Alasan kedua, sebelah utara Bandung terdapat sejumlah perkampungan penduduk seperti Kampung Balubur, Kampung Gadog, Dago, Gegerkalong Girang, dan Babakan Bogor.
Dan pertimbangan ketiga adalah karena daerah tersebut memenuhi syarat kepercayaan lokal, yakni bekas kubangan badak putih yang berarti lahan itu memiliki sumber air, baik berupa mata air ataupun aliran sungai.
Tidak jauh dari Kampung Cikalintu yang dipilih oleh Wiranatakusumah II, memang terdapat mata air Pancuran Tujuh di daerah Cikendi, Ledeng di daerah Jalan Setiabudi, dan Sungai Cikapundung. Dan tak jauh dari sana terdapat juga daerah yang bernama Rancabadak. Dulu orang Bandung menyebut Rumah Sakit Hasan Sadikin dengan sebutan Rumah Sakit Rancabadak.
Namun, saat perintah pemindahan ibukota turun, ternyata Kampung Cikalintu jaraknya jauh dari Jalan Raya Pos. Oleh karena itu Wiranatakusumah II mencari lokasi lain. Pilihan selanjutnya adalah Babakan Bogor yang sekarang bernama Kebonkawung (daerah sekitar Stasiun Bandung).
Babakan Bogor juga memenuhi syarat lokal dengan terdapatnya mata air Ciguriang yang sampai sekarang masih ada, dan dulu dijadikan sebagai pusat mencuci oleh para penatu.
“Namun, rupanya Kebonkawung (Babakan Bogor) masih belum memenuhi syarat buat mendirikan kabupaten beserta alun-alunnya,” imbuh Kunto.
Akhirnya, Wiranatakusumah II menemukan lokasi yang cocok sebagai ibukota, yakni di sisi Jalan Raya Pos dan tak jauh dari aliran Sungai Cikapundung. Selain itu, di lokasi ini pun terdapat sejumlah mata air yang disebut Sumur Bandung.
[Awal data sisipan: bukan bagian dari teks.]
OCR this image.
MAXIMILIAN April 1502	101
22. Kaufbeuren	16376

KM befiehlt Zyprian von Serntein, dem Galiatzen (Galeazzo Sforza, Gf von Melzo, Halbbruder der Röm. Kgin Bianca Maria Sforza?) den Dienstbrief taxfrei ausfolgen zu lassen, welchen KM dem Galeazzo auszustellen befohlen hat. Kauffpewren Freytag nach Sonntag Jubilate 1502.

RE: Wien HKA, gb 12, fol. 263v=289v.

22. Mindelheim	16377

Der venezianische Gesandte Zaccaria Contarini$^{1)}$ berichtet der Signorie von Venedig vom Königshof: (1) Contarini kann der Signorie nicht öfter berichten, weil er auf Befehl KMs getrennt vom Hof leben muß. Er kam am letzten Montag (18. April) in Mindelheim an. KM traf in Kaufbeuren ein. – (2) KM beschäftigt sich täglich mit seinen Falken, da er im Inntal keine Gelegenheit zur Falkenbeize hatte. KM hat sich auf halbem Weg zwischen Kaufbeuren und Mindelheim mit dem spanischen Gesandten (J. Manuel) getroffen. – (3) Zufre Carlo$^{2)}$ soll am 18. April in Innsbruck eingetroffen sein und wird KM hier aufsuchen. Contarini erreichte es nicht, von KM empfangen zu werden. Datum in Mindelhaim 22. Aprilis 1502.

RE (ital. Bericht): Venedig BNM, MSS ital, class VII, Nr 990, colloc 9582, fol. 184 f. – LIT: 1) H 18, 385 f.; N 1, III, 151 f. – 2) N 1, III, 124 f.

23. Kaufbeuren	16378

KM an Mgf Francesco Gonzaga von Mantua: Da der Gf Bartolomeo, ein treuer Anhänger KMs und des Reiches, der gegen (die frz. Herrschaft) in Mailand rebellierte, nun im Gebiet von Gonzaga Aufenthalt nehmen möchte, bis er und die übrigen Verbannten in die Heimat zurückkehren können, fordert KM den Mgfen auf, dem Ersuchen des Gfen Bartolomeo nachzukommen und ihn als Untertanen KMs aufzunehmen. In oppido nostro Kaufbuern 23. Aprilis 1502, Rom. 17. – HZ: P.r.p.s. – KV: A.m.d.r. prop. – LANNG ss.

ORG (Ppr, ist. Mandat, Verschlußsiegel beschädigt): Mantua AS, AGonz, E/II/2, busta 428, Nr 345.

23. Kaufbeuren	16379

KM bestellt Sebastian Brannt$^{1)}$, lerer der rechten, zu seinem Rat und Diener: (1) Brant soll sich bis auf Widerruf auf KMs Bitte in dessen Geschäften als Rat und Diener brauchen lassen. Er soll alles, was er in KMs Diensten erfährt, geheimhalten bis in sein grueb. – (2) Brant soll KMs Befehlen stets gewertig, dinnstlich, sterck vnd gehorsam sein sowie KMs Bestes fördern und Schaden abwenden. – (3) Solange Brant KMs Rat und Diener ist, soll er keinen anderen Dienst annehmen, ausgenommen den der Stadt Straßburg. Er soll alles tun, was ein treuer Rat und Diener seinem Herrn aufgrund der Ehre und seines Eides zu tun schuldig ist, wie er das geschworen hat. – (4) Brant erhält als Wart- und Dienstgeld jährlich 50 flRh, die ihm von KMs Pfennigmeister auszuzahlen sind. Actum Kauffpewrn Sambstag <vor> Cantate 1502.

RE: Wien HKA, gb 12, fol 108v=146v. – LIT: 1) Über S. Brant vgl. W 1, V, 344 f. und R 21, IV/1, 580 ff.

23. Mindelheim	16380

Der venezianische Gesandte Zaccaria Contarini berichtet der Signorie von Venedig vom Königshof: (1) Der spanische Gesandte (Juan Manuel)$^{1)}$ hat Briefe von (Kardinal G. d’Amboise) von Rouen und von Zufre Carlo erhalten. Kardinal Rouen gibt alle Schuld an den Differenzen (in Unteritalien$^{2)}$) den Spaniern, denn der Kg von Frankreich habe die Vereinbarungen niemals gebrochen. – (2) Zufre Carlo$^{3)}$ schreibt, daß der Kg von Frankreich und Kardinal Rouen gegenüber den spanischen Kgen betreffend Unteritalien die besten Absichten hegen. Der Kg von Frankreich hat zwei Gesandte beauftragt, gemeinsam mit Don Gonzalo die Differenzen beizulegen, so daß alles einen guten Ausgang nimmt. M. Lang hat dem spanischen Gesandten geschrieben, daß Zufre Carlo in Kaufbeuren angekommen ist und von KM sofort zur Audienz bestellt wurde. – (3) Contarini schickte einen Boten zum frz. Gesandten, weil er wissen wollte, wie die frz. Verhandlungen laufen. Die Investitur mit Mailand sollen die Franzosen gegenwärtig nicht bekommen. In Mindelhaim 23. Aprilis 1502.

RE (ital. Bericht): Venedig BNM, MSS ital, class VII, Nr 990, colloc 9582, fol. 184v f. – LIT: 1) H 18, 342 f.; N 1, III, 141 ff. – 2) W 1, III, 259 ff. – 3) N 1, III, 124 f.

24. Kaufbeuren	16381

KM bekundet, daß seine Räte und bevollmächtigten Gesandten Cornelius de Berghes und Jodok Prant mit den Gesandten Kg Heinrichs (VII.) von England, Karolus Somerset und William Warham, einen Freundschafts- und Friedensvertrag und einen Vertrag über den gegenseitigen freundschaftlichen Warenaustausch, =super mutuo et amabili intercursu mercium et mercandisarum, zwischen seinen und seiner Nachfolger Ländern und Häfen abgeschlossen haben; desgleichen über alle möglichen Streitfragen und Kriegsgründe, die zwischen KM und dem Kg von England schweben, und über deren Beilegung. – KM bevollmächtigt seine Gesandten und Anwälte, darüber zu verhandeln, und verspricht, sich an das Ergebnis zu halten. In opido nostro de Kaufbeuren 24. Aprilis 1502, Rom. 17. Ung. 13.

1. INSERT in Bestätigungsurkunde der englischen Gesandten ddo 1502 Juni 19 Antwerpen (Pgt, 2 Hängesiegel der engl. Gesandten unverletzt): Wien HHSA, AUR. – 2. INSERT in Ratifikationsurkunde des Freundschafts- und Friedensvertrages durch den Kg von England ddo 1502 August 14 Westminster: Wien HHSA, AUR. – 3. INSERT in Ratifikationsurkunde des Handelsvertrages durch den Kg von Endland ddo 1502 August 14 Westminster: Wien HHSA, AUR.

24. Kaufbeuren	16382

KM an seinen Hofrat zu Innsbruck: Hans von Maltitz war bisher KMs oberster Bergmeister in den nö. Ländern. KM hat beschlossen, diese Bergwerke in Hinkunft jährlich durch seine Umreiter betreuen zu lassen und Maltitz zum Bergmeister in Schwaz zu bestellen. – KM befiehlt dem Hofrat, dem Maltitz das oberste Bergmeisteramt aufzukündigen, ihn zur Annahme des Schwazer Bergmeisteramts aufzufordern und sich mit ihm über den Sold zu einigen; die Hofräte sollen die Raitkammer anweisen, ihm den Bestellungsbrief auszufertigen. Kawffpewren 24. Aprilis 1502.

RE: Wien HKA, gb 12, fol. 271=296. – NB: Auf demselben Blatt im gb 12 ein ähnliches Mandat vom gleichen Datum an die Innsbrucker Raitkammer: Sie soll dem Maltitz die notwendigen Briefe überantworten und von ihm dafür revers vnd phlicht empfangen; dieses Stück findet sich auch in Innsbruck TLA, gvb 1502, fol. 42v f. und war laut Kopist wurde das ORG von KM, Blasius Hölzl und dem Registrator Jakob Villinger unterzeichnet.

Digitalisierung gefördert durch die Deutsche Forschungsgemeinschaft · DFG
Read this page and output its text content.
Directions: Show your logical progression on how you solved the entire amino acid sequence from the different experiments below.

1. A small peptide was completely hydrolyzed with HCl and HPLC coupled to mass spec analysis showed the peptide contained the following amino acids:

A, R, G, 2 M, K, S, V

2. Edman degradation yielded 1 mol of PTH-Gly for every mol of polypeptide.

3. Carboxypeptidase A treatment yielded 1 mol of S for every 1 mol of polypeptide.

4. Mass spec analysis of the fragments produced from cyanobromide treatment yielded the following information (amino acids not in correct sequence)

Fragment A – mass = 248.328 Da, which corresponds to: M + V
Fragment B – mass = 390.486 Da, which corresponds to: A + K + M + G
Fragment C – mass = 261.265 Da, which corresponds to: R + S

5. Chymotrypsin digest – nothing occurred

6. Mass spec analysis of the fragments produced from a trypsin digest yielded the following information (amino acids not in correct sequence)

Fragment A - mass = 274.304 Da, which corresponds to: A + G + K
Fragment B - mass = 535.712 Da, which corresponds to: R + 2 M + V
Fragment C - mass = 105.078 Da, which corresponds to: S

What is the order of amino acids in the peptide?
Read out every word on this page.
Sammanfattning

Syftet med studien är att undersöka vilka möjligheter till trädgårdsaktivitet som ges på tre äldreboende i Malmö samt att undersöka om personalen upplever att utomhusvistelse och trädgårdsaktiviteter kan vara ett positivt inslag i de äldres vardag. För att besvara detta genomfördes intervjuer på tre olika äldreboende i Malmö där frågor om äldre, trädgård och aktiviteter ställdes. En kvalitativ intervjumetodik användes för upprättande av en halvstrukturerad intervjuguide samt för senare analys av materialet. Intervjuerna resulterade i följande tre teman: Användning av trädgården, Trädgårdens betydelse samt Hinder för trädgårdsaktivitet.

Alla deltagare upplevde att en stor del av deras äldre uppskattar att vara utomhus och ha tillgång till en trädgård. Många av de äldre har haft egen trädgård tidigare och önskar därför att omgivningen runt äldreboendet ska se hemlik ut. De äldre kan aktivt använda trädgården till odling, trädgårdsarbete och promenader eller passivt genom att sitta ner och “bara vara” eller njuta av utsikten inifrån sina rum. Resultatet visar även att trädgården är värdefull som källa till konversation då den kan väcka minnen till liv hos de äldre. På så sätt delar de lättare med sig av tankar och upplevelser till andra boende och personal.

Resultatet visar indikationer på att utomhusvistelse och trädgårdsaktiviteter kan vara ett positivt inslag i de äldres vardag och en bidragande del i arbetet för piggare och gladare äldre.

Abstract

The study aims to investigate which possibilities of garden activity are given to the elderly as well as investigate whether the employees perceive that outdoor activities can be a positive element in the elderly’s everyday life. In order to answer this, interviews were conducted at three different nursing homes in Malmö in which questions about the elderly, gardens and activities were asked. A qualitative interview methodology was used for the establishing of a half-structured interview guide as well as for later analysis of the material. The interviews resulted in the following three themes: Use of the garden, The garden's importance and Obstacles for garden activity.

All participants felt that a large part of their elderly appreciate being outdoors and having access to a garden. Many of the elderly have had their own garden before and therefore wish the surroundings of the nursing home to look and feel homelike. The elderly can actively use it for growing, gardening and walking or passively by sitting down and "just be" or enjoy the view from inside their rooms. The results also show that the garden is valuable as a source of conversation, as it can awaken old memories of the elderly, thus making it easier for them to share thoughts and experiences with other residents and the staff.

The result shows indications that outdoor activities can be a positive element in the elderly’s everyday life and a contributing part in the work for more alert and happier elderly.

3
Jika dibandingkan dengan perintah Daendels untuk memindahkan ibukota ke sisi Jalan Raya Pos, pemilihan lokasi yang dilakukan oleh Wiranatakusumah II ternyata sesuai. Narasi ini barangkali versi lokal untuk menafikan atau setidaknya tidak terlalu mengagungkan pengaruh kolonialisme dalam peristiwa pemindahan ibukota Kabupaten Bandung.
Dan dari keseluruhan kedua versi ini, banjir di Bandung tempo dulu tak terlampau banyak dikisahkan.